The first successful application of lead acetate as a precursor in the fabrication of formamidinium-caesium perovskite solar cells has shown a new route to the development of robust, effective perovskite photovoltaics at industrial scale.
The best outcomes ever seen for a device constructed from a non-halide lead source were achieved by members of Exciton Science, based at Monash University, who were able to produce perovskite solar cells with a 21% efficiency.
A mini prototype solar panel featuring these cells achieved 18.8% efficiency. The large-area perovskite layer was created in ambient air using a single-step blade coating, proving the technology’s potential for use in large-scale manufacturing.
The test devices also showed strong thermal stability, continuing to function with no efficiency loss after 3,300 hours running at 65°C.
First author Jie Zhao, a PhD student at Monash University, said: “We’ve been able to use lead acetate in a one-step, spin-coating process to get the perfect, high-quality formamidinium-caesium perovskite thin film.”
“And because we don’t need an anti-solvent agent, we can do this via large-scale techniques, such as blade coating, which means it’s viable at industrial scale.”
The results have been published in the journal Energy & Environmental Science.
Corresponding author and Monash University colleague Dr. Wenxin Mao said: “The vast majority of perovskite solar cell research uses lead halides, particularly lead iodide. The lead iodide needs to be 99.99% pure and it’s very expensive to synthesise cells using lead iodide.”
“We’re the first group to make highly stable formamidinium-cesium perovskite solar cells using lead acetate rather than lead iodide.”
“We have provided the entire research community a second way to make high-quality perovskite solar cells.”
We’ve been able to use lead acetate in a one-step, spin-coating process to get the perfect, high-quality formamidinium-caesium perovskite thin film. And because we don’t need an anti-solvent agent, we can do this via large-scale techniques, such as blade coating, which means it’s viable at industrial scale.
Jie Zhao
More about perovskites: Promise versus problems
Due to their flexible design, low production cost, and adjustable band gap in comparison to silicon, thin film solar cells based of perovskites have the potential to upend the solar energy industry.

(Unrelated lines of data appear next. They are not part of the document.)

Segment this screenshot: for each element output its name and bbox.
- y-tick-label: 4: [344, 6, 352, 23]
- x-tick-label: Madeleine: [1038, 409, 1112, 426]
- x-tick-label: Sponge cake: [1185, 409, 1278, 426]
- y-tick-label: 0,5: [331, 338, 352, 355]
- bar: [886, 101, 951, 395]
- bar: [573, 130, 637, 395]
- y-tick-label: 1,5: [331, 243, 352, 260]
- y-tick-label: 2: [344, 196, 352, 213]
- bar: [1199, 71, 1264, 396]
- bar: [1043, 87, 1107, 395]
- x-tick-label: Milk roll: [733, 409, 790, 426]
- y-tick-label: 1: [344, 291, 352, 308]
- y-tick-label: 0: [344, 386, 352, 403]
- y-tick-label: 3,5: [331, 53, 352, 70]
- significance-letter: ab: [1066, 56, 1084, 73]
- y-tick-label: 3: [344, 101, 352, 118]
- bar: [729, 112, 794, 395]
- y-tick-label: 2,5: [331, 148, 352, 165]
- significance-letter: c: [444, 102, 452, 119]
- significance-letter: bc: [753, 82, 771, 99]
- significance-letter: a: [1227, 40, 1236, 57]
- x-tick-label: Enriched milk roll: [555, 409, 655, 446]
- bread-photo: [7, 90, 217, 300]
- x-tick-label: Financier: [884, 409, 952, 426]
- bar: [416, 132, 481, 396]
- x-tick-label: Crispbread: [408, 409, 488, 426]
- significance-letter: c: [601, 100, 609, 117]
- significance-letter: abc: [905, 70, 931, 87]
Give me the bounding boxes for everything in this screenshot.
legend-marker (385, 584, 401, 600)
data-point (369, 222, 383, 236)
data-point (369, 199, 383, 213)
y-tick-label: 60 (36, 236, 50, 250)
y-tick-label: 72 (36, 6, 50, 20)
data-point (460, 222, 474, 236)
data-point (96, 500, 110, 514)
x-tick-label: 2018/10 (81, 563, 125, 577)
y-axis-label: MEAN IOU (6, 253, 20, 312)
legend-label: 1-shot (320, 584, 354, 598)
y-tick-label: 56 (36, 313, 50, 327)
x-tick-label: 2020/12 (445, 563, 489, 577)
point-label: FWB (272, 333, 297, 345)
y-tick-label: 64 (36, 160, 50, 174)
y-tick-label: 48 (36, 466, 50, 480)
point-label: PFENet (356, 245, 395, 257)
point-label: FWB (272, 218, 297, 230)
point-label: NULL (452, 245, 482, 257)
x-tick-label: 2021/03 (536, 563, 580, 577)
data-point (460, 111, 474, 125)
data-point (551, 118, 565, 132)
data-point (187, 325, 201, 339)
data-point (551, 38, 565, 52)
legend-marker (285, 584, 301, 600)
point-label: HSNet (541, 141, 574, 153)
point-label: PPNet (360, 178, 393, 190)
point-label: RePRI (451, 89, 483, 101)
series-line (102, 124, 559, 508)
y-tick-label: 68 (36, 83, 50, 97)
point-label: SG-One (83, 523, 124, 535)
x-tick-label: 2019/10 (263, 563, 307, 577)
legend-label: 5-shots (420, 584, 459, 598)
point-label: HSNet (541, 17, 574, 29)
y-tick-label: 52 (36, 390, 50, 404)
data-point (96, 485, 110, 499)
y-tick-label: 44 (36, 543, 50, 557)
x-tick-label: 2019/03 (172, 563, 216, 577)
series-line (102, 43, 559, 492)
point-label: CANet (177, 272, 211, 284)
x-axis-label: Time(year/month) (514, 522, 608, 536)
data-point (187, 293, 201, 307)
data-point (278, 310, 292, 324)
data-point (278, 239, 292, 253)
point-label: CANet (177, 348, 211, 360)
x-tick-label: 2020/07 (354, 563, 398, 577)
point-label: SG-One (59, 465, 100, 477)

Researchers are having trouble addressing dependability problems, and they also need to figure out how to produce devices at a scale that would be profitable for businesses.
Perovskites are solution processed (made in liquid) using a variety of different ingredients.
The majority of methods use lead halides and call for the use of potent polar solvents with high boiling points as well as antisolvent quenching agents to regulate the crystallization of perovskite.
Due to faults in the thin films caused by this intricate system, the final device loses efficiency very quickly. It’s also hard to control.
Due to its ability to produce ultrasmooth thin films with fewer flaws, the chemical compound lead acetate has emerged as a possible alternative precursor.
Only methylammonium or cesium-based perovskites, which are relatively unstable and unsuitable for practical uses, have previously been produced using lead acetate.
Due to their improved stability, perovskites produced from formamidinium and caesium make a better option for industrial usage. Previous attempts to synthesise them using lead acetate as the precursor failed.
To investigate and solve this issue, the researchers, together with their collaborators at Wuhan University of Technology in China, examined the underlying molecular mechanisms.
Through X-ray diffraction and nuclear magnetic resonance spectroscopy, they identified the need to use ammonium as a volatile cation (positively charged ion) at a critical stage.
Contributing author Dr. Sebastian Fürer said: “The presence of ammonium served to drive away the residual acetate during annealing, without forming unwanted side products.”
The researchers are hoping that their work on the underlying chemistry driving precursor behavior would motivate more attention to be paid to scalable techniques of metal halide perovskite device synthesis and construction.